Philanthropy at Work: Shirley and Vincent Fulginiti
Recent advances in health care technology and practice—combined with timeless questions about how health professionals interact with those they seek to heal—suggest the need for an ongoing dialogue regarding the increasingly complex role of ethics in the health sciences.
The Fulginiti Pavilion for Bioethics and Humanities is a philosophical home for the important marriage of ethics and humanities with the science of health care education, research and clinical care, as described by Vincent Fulginiti, chancellor emeritus of CU’s health sciences campus. This new Anschutz Medical Campus building was celebrated at an Aug. 27 reception, and it opened for the University of Colorado academic community this past week. The art gallery’s first exhibition, “Only Persist: Works by Ernst Neizvestney, from the collection of Wayne Yakes, M.D.,” opens today with a public reception from 5 to 8 p.m.
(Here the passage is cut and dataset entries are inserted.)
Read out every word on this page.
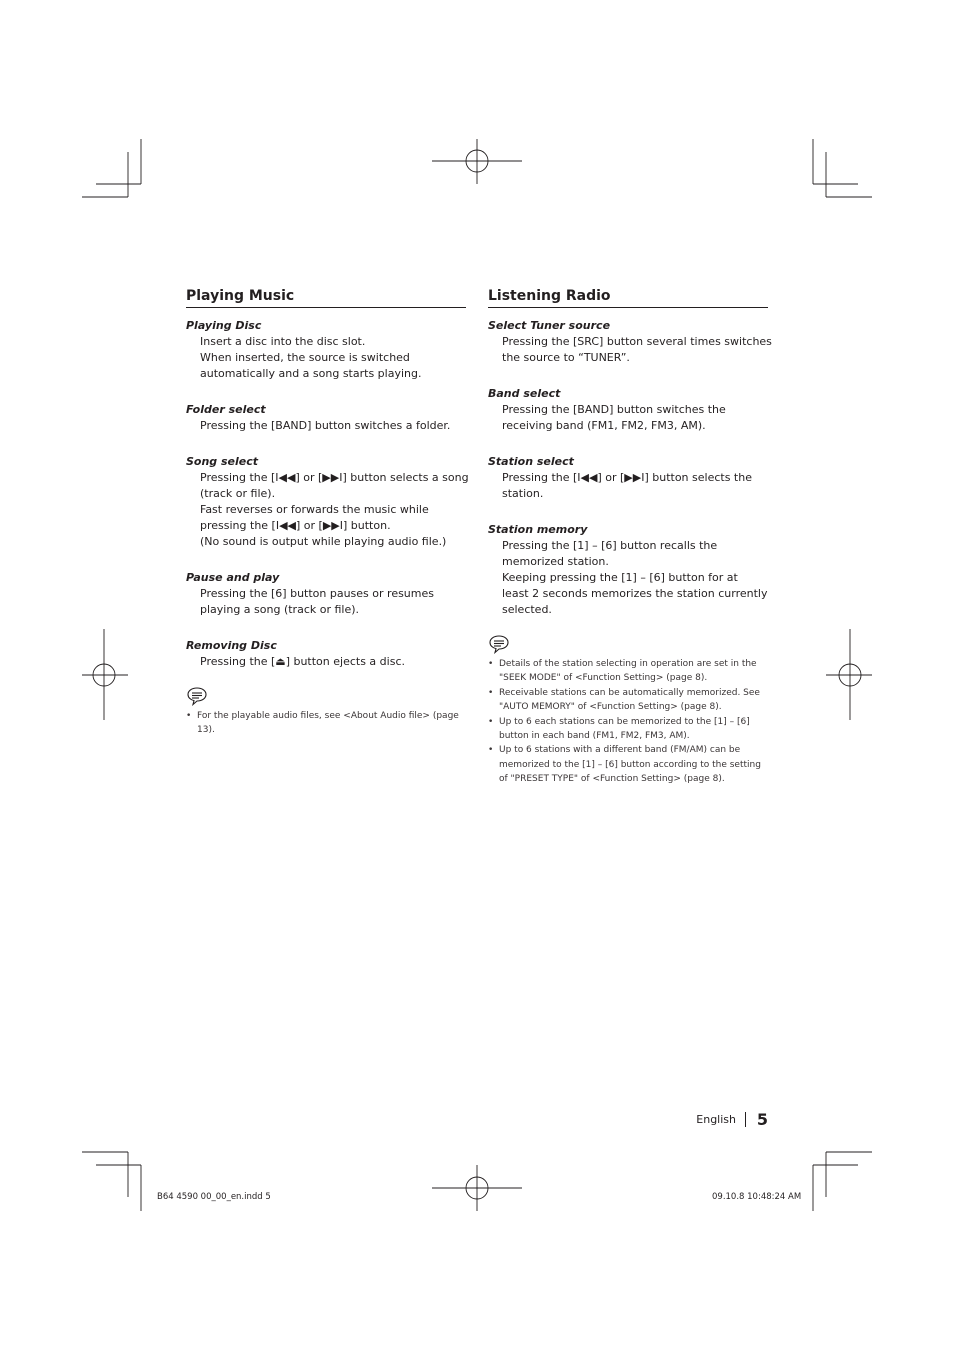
Playing Music
Playing Disc
Insert a disc into the disc slot.
When inserted, the source is switched
automatically and a song starts playing.
Folder select
Pressing the [BAND] button switches a folder.
Song select
Pressing the [I◀◀] or [▶▶I] button selects a song
(track or file).
Fast reverses or forwards the music while
pressing the [I◀◀] or [▶▶I] button.
(No sound is output while playing audio file.)
Pause and play
Pressing the [6] button pauses or resumes
playing a song (track or file).
Removing Disc
Pressing the [⏏] button ejects a disc.
• For the playable audio files, see <About Audio file> (page
13).
Listening Radio
Select Tuner source
Pressing the [SRC] button several times switches
the source to “TUNER”.
Band select
Pressing the [BAND] button switches the
receiving band (FM1, FM2, FM3, AM).
Station select
Pressing the [I◀◀] or [▶▶I] button selects the
station.
Station memory
Pressing the [1] – [6] button recalls the
memorized station.
Keeping pressing the [1] – [6] button for at
least 2 seconds memorizes the station currently
selected.
• Details of the station selecting in operation are set in the
"SEEK MODE" of <Function Setting> (page 8).
• Receivable stations can be automatically memorized. See
"AUTO MEMORY" of <Function Setting> (page 8).
• Up to 6 each stations can be memorized to the [1] – [6]
button in each band (FM1, FM2, FM3, AM).
• Up to 6 stations with a different band (FM/AM) can be
memorized to the [1] – [6] button according to the setting
of "PRESET TYPE" of <Function Setting> (page 8).
English 5
B64 4590 00_00_en.indd 5	09.10.8 10:48:24 AM
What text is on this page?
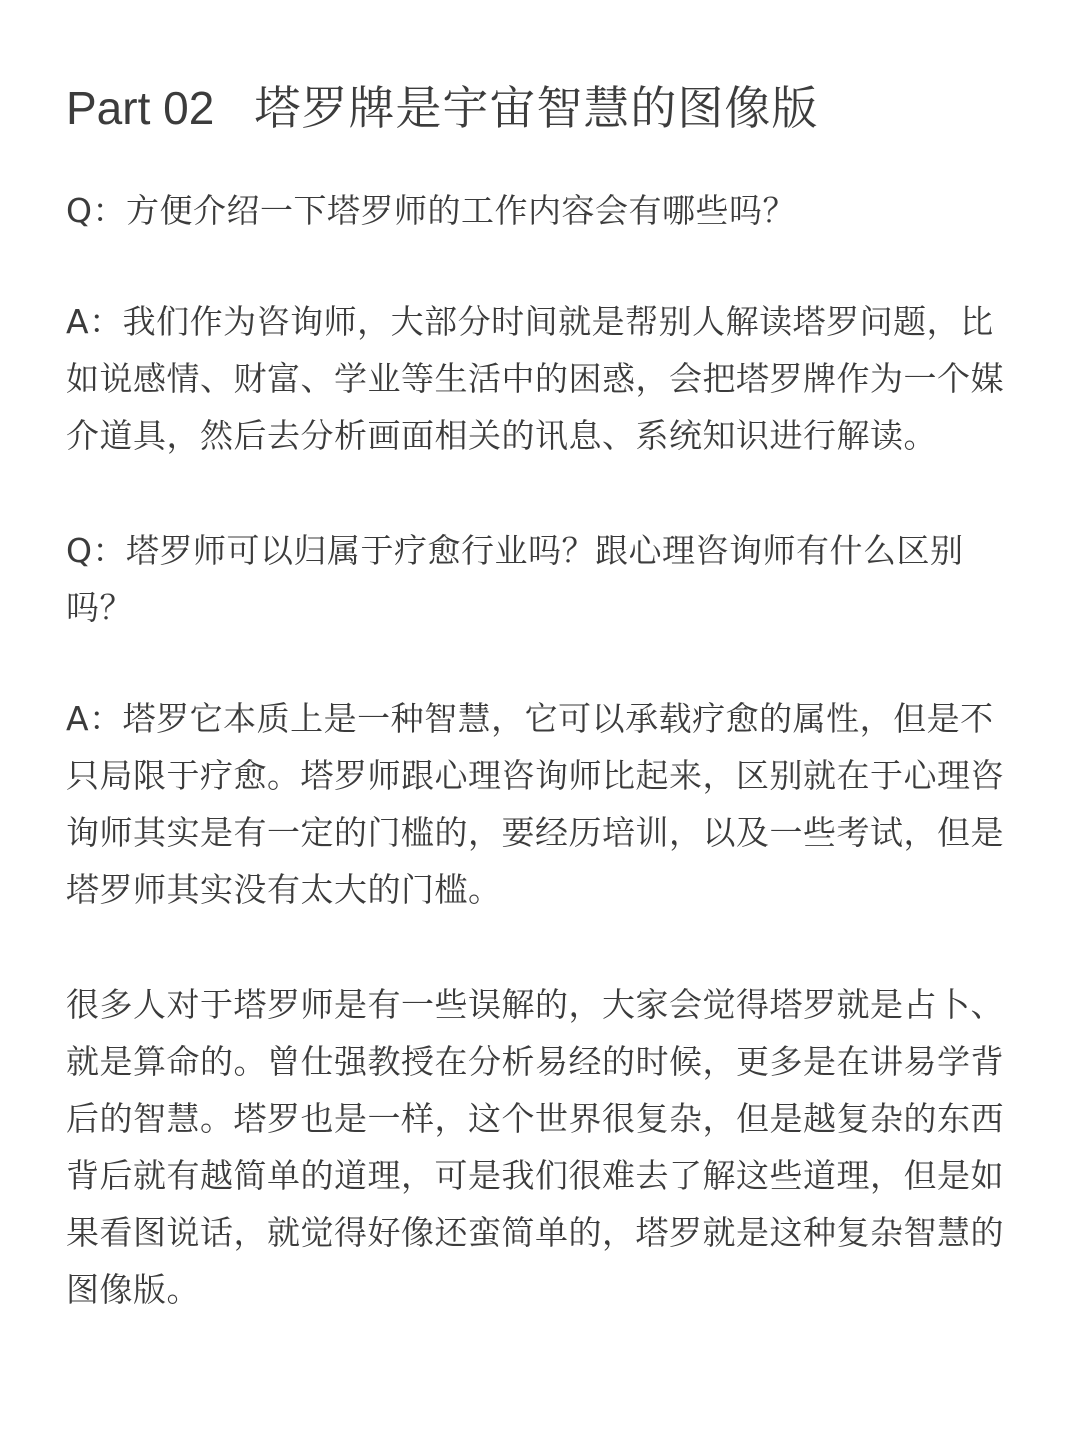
Part 02 塔罗牌是宇宙智慧的图像版

Q：方便介绍一下塔罗师的工作内容会有哪些吗？

A：我们作为咨询师，大部分时间就是帮别人解读塔罗问题，比如说感情、财富、学业等生活中的困惑，会把塔罗牌作为一个媒介道具，然后去分析画面相关的讯息、系统知识进行解读。

Q：塔罗师可以归属于疗愈行业吗？跟心理咨询师有什么区别吗？

A：塔罗它本质上是一种智慧，它可以承载疗愈的属性，但是不只局限于疗愈。塔罗师跟心理咨询师比起来，区别就在于心理咨询师其实是有一定的门槛的，要经历培训，以及一些考试，但是塔罗师其实没有太大的门槛。

很多人对于塔罗师是有一些误解的，大家会觉得塔罗就是占卜、就是算命的。曾仕强教授在分析易经的时候，更多是在讲易学背后的智慧。塔罗也是一样，这个世界很复杂，但是越复杂的东西背后就有越简单的道理，可是我们很难去了解这些道理，但是如果看图说话，就觉得好像还蛮简单的，塔罗就是这种复杂智慧的图像版。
“There are larger issues involved in the art of medicine than just the science of medicine,” explains Vincent Fulginiti, who with his wife Shirley was fundamental in developing the vision and generating support for the Center for Bioethics and Humanities and the Fulginiti Pavilion’s construction. The $8 million in private gifts toward the building has included a generous personal contribution from the Fulginitis.
“Science is not enough in the practice of health. Practitioners also need to understand the holistic side of medicine, the ethical issues,” he says.
The discussions and research that the Pavilion facilitates will ensure not just a promising future for health care systems, but also a responsible and compassionate one.
When Vincent Fulginiti returned to CU in 1993 to become chancellor (he had an earlier faculty stint in the 1960s), it offered just one elective course on ethics in health science. With Fulginiti as a champion, the Center for Bioethics and Humanities has taken root and grown, such that all first-year health sciences doctoral students participate in ethics or humanities coursework.
In addition to the building’s focus on ethics, the Pavilion also features a concentration on arts and the humanities, unusual for an academic health sciences campus. A grand piano graces the first floor of the building, as does the aforementioned art gallery.
For Vincent and Shirley, the arts are a crucial component to a well-rounded health campus. “If this school was going to be truly well-rounded, we needed an Arts and Humanities Center,” says Fulginiti. “Also, arts provide stress relief for staff and faculty.”
The arts have been a constant in Vincent and Shirley’s life. On their first date, Vincent—then an intern at Philadelphia General Hospital—took Shirley (a nurse there) on a double-date to the opera. In a flower delivery van.
“The girls sat on crates in the back,” remembers Vincent, a former Colorado Symphony trustee, with a chuckle. “We had no money, but I had a friend with a flower delivery truck. Everyone else at the opera was in limos, and we pulled up in a flower truck.”
The Fulginitis have a come a long way since then, and the Pavilion that bears their name is only the latest in their list of proud contributions to the University of Colorado.
“We have felt the University of Colorado was good to us and has given us the opportunity to express our personal and professional lives,” says Vincent Fulginiti. “Many people don’t get that experience. We feel we need to give back. The school gave us something that’s priceless: the opportunity to express ourselves, and we’d like to acknowledge that. It’s also a way that we could leave a legacy, one that says, ‘Don’t forget humanities and ethics and the arts when you talk about your education.’ The building is just brick and mortar, but it stands for something more.”